When I was a child, I would watch my dad play fast pitch softball. He was pretty well known around the Omaha area as an excellent pitcher. Our church team won a lot of championships. Dad also played church league basketball. He used to be a jock. He was good at a lot of sports. Not only did he enjoy watching sports, but he enjoyed playing sports.
When he got older he had heart problems and diabetes. He could barely walk. That man who used to be a jock was living in a body that no longer allowed him to be the person he once was.
I used to be young. That illusion of invulnerability. Always young. Always healthy. WRONG!
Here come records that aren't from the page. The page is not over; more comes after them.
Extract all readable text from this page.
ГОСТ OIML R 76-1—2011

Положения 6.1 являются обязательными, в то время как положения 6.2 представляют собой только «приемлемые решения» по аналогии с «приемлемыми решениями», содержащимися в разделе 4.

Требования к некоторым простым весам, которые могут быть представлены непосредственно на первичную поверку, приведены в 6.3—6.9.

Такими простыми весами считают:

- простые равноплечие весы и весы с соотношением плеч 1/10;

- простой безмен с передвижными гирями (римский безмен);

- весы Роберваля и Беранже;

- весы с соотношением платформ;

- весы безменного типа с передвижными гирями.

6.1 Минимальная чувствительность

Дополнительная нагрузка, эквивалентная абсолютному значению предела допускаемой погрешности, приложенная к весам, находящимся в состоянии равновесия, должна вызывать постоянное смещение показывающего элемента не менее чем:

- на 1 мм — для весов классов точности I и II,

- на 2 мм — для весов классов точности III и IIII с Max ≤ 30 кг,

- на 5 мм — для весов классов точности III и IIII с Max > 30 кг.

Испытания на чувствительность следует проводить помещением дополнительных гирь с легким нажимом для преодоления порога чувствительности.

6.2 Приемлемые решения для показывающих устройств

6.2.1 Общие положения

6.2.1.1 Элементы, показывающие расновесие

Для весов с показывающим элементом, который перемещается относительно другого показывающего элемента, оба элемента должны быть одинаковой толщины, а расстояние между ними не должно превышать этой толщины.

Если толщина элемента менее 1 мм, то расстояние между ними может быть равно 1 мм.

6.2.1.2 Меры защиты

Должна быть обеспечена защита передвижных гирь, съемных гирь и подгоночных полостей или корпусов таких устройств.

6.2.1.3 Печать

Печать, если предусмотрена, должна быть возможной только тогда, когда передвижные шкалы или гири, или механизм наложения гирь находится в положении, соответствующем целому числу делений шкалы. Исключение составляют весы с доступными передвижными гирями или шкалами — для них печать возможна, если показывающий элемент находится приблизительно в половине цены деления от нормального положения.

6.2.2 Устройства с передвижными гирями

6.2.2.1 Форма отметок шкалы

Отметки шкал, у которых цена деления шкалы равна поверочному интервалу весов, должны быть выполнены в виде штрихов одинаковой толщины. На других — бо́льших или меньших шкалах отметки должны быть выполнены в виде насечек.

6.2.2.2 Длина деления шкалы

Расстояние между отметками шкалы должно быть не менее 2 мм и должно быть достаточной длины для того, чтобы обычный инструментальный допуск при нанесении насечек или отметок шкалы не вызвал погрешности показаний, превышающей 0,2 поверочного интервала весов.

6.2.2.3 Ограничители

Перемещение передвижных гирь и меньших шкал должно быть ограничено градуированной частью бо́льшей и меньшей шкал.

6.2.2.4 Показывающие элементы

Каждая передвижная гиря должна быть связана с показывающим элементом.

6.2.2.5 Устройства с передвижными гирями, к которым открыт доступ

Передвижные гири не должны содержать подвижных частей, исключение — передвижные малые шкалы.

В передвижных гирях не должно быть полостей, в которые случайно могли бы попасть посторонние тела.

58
I have tried to instill into other people how ignorant we all are until it is too late. Well, I guess I cannot say we ALL are ignorant because there are some people that get it. Some people exercise and eat healthy because it's the right thing to do. How many people put their heads in the sand and continue to do things to themselves that will not lead to a healthy body down the road? A lot of us. How many people have you seen gain weight over the years? How many people do you know of who suffer from arthritis or cancer or other things that change their lives?
Right now I consider myself marked. Before I would think about tummy tucks or botox or other things that might enhance my appearance. Now, I am not worthy of such things. I have been transferred into a group of cancer fighters. My abdominal surgery left me with a big scar and an uneven belly. I have an area on my stomach where the abdominal wall is too thin. My oncologist poo poos me when I ask about having the area fixed. "You've got more important things to worry about." So suddenly you are no longer a person who gets to think about normal things. Why should you when you are fighting for your life? I know that I cannot give blood. I cannot donate my organs. I also cannot get an organ. A liver transplant might save my life in the future but I cannot get one because I have cancer.
I used to be walking along minding my own business when BAAM!! My life changed.